Más de un centenar de coleccionables inundan los quioscos altoaragoenses

Septiembre, mes de la vuelta al cole, comienzo del curso político y de los coleccionables. Estos días vemos como los artículos de venta por fascículos inundan los quiscos y librerías. Más de un centenar diferentes se pueden encontrar en estos momentos entre los que acaban de salir al mercado y los que siguen editándose. Sin embargo, la mayor parte de los compradores no pasa del primer fascículo.

La gran triunfadora del mes es Mariquita Pérez. Esta muñeca tan famosa en los años 40 y 50 ha vuelto a los quioscos en números coleccionables. Junto a ella, están los taxis metálicos, los tarros de botica, los vídeos y muñecos de Disney, los coleccionables para montar, las cajas de porcelana, los cuadros de los impresionistas y dos habituales: los cursos, sobretodo de idiomas y ordenadores, y los libros.

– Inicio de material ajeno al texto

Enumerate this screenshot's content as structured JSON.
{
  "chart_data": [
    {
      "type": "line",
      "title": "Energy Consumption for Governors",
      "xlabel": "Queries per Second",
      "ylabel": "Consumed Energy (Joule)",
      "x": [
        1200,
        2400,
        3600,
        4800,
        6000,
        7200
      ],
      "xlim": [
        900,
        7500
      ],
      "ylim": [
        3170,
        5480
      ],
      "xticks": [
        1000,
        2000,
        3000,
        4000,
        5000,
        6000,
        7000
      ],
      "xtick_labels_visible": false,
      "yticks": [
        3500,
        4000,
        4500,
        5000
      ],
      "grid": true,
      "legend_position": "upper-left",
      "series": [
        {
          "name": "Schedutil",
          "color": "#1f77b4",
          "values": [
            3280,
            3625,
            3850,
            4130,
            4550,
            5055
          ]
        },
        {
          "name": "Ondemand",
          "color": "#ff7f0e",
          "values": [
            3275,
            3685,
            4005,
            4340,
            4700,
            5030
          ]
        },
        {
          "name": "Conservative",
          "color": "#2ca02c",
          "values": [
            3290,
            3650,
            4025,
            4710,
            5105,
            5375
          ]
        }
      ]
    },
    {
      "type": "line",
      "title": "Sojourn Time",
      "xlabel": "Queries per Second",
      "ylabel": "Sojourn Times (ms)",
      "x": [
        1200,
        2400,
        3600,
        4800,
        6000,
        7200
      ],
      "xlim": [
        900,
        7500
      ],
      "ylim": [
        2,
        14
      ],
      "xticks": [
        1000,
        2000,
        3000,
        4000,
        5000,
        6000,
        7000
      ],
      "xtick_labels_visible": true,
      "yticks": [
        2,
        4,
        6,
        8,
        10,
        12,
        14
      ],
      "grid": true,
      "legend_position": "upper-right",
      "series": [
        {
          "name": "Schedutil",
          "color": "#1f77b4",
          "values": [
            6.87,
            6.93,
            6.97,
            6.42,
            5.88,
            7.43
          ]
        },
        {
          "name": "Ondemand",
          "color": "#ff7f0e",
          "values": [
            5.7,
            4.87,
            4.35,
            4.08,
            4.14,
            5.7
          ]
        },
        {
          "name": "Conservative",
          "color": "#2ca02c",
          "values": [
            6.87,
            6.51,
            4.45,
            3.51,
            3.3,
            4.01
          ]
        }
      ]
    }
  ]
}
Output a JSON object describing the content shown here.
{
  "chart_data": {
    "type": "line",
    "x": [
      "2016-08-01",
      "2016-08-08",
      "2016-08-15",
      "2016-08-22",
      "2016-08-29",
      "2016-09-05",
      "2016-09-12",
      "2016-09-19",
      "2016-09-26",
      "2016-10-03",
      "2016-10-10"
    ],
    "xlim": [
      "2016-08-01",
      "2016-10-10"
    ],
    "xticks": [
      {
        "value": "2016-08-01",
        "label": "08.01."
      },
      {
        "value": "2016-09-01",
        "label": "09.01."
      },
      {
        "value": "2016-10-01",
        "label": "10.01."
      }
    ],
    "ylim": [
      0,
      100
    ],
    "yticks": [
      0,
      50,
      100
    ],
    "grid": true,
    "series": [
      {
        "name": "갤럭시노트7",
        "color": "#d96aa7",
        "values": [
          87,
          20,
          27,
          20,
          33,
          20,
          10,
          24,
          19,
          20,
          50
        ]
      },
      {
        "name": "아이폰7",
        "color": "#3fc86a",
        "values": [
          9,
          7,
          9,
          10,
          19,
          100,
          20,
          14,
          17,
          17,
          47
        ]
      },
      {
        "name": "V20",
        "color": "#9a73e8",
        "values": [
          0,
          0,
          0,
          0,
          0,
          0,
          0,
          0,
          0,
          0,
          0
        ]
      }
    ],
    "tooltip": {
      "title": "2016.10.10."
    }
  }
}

Pero la fiebre no dura mucho. Los primeros números se venden con facilidad; los siguientes, no tanto. La gente se cansa ya que muchas colecciones duran más de un año y el precio se llega a duplicar a partir del segundo número. Otros, las siguen a través de las suscripciones lo que, según Javier, un quiosquero oscense, perjudica a su sector.

Los libros, aunque no de forma tan continua, sí son seguidos ya que cuentan con un precio bastante asequible y no obligan a hacerse con toda la colección.

La venta por fascículos no es tan común en otros países como en España, donde en los últimos años se han multiplicado el número de artículos que se venden a través de este método.

Las mujeres son las que más compran estos artículos, tanto los de figuras como los infantiles. Los hombres, por su parte, adquieren sobretodo los de cursos de idiomas e informática.